At Modesto Junior College, a student was ordered not to hand out copies of the Constitution on Constitution day. He was also “told he needed to fill out a form in order to obtain permission to hand out copies of the U.S. Constitution . . . and that he could only hand out the materials in ‘that little cement area’ in front of the student center [the ‘free speech zone’] and only on a day when the area was not being used by other students.”
Lawyer Ken White explains why this censorship violated the First Amendment, and was not a reasonable “time, place, and manner restriction.”
This hostility to free expression would come as a shock to someone who was gullible enough to believe lobbyists for colleges, who claim that college attendance is essential if young people are to learn “civic values,” “common ideals,” and “critical thinking.” The student prevented from handing out the Constitution at Modesto didn’t get his interest in the Constitution, or ability to think for himself, from some college bureaucrat. (When he began to “question the authority” of the college to unconstitutionally restrict his speech, he was dismissively told not to “go on” about his constitutional rights. So much for progressive pablum about “questioning authority.” There are now “more administrators than teachers” at many colleges, coinciding with an increase in regulation and top-down control of students’ lives.)
College officials are sometimes so politically correct that they support government restrictions on the rights of their students even when the restriction also takes away the college’s own freedom of action and traditional autonomy to govern itself in accordance with academic norms. On April 4, 2011, the Department of Education illegally ordered colleges to discard the traditional “clear and convincing” evidence standard in student and faculty discipline cases, for one particular, disfavored category of offense (sexual harassment or misconduct cases), and instead use a “preponderance-of-the-evidence” standard. Never mind that historically, “Courts, universities, and student defendants all seem[ed] to agree that the appropriate standard of proof in student disciplinary cases is one of ‘clear and convincing’ evidence.” See James M. Piccozzi, University Disciplinary Process: What’s Fair, What’s Due, and What You Don’t Get, 96 Yale Law Journal 2132, 2159 n. 17 (1987) citing Nicholas Trott Long, The Standard of Proof in Student Disciplinary Cases, 12 Journal of College & Univ. Law 71 (1985). The Education Department’s 2011 “Dear Colleague” letter also discouraged colleges from allowing cross-examination in disciplinary proceedings to get at the truth, even though cross-examination had long occurred in many colleges’ disciplinary proceedings, and the Supreme Court has lauded cross-examination as the “greatest legal engine ever invented for the discovery of truth,” see Lilly v. Virginia, 527 U.S. 116, 124 (1999).

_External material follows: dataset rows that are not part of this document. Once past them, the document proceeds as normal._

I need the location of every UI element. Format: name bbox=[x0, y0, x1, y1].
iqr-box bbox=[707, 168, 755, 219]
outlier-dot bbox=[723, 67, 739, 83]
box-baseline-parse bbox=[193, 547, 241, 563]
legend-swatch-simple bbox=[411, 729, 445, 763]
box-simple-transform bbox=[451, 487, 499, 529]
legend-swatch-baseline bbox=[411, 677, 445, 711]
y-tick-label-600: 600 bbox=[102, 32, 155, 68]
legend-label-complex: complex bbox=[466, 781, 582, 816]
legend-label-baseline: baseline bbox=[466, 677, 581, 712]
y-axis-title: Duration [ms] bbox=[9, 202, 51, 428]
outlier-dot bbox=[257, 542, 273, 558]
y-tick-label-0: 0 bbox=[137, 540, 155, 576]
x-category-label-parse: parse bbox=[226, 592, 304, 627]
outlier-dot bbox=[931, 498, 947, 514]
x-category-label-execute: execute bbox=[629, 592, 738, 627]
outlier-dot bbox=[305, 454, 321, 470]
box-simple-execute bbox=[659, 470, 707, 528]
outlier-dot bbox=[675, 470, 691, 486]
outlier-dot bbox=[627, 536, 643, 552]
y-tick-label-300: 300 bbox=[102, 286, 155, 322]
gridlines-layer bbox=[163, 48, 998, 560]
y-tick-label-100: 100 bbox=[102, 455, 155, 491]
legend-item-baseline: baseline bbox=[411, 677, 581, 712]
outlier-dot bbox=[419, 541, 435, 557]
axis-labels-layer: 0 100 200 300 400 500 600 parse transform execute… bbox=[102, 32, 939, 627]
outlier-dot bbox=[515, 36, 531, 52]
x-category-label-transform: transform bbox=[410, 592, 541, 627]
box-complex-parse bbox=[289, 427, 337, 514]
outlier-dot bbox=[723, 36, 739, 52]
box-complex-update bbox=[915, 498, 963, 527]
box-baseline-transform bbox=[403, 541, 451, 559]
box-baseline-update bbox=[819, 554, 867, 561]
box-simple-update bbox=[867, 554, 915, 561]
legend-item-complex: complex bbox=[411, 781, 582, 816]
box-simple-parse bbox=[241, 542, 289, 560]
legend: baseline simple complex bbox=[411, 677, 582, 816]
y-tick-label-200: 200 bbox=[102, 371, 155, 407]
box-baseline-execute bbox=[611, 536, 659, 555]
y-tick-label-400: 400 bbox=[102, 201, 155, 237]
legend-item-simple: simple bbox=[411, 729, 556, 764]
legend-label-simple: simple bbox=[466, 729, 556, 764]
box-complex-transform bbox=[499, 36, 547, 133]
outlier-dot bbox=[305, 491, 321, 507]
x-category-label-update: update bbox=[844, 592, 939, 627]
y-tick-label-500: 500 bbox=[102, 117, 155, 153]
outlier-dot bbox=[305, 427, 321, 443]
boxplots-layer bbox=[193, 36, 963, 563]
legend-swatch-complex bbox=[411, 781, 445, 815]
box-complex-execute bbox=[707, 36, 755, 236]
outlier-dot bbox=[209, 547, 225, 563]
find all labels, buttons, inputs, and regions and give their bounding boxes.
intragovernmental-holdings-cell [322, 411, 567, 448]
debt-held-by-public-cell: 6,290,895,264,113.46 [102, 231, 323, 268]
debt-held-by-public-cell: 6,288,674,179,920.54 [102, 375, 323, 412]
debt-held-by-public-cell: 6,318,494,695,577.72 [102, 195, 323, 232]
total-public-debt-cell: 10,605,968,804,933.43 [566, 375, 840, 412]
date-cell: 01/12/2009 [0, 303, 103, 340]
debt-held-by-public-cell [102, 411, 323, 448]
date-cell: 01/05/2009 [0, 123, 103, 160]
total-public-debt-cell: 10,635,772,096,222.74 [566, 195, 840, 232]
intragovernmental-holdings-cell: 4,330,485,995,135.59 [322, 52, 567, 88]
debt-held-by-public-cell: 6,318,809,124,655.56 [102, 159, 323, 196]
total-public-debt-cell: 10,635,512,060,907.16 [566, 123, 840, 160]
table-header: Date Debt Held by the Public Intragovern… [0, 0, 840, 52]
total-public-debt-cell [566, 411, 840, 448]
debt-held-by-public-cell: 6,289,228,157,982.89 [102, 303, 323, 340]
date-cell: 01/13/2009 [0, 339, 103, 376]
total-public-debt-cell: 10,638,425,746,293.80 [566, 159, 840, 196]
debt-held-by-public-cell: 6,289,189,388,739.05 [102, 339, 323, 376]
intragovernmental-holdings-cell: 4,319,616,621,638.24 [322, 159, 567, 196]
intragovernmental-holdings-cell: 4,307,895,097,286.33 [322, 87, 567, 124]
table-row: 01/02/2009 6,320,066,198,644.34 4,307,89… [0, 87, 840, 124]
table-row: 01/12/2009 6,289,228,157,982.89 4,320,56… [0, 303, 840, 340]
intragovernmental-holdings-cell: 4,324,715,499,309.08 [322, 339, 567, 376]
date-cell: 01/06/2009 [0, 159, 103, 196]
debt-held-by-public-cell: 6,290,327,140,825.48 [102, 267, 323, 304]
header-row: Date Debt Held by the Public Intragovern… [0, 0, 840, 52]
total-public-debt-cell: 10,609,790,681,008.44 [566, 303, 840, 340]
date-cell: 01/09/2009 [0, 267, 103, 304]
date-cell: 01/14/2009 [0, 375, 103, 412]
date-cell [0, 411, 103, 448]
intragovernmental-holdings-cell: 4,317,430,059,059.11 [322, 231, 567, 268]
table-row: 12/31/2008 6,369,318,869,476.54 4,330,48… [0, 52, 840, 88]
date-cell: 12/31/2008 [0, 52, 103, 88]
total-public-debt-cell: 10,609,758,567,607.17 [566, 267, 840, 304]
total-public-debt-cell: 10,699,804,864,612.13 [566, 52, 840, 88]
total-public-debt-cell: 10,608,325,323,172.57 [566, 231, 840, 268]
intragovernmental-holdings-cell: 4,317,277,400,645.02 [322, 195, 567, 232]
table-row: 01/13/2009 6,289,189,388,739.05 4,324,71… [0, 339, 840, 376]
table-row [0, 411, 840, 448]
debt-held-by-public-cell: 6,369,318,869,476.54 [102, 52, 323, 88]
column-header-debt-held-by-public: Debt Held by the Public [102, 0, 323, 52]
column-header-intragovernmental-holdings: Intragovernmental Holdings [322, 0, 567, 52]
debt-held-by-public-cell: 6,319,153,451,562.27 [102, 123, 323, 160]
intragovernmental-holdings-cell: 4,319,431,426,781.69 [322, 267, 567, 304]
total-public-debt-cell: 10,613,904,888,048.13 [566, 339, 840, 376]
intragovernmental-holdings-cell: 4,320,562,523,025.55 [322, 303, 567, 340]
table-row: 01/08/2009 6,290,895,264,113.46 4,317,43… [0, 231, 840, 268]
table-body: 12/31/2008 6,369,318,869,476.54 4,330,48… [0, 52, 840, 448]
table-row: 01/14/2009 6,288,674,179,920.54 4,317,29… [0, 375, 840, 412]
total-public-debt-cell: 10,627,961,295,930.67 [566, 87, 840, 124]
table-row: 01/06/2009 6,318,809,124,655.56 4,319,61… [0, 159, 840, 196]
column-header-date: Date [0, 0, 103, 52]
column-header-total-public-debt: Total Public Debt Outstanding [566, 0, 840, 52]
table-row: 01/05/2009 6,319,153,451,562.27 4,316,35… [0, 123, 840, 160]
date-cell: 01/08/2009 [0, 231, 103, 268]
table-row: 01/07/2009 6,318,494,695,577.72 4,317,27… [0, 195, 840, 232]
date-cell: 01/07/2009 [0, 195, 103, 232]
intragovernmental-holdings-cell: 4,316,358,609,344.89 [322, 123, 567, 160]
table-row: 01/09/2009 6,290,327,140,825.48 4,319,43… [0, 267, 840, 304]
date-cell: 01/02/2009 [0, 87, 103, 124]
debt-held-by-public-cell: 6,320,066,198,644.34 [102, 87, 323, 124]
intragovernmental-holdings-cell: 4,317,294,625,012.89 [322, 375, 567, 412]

Perversely, in Harris v. St. Joseph’s University, a college is invoking that Dear Colleague letter against a student who alleges he was wrongly suspended from school, arguing that the Education Department letter taking away the school’s autonomy to set its own procedures was itself binding federal law that federal judges must follow under so-called Chevron deference (never mind that the Education Department’s letter was based on flawed legal reasoning and erroneous assumptions, and without any public notice or comment, contrary to the Administrative Procedure Act). I explain at this link why the Education Department’s demands are invalid, misinterpret federal court rulings, and are not entitled to any deference from the federal judiciary at all. (The Education Department’s demands in that letter have been criticized by many legal scholars and law professors – such as Cornell’s Cynthia Bowman, former ACLU President Nadine Strossen at New York Law School, and former federal appellate judge Michael McConnell at Stanford– in addition to other lawyers, civil-libertarians, journalists, and the American Association of University Professors).
In “Suing Over Star Chamber Hearings,” I discuss the Brian Harris case, and another recent lawsuit (Yu v. Vassar College), by students who say they were wrongly expelled or suspended by their colleges despite clear evidence of innocence, in violation of their federal and contractual rights. That piece can be found at Minding the Campus.
College bureaucracies continue to expand even during state fiscal crises. A state university in California that claimed to have cut spending “to the bone” expanded its huge bureaucracy even further, creating a new full-time “vice chancellor for equity, diversity, and inclusion.” As the Manhattan Institute’s Heather Mac Donald noted, that position augmented the university’s “already massive diversity apparatus, which includes the Chancellor’s Diversity Office, the associate vice chancellor for faculty equity, the assistant vice chancellor for diversity, the faculty equity advisors, the graduate diversity coordinators, the staff diversity liaison, the undergraduate student diversity liaison, the graduate student diversity liaison, the chief diversity officer, the director of development for diversity initiatives, the Office of Academic Diversity and Equal Opportunity, the Committee on Gender Identity and Sexual Orientation Issues, the Committee on the Status of Women, the Campus Council on Climate, Culture and Inclusion, the Diversity Council, and the directors of the Cross-Cultural Center, the Lesbian Gay Bisexual Transgender Resource Center, and the Women’s Center.” The constitution and civil-liberties may not be a priority for many college officials, but administrative empire-building sure is.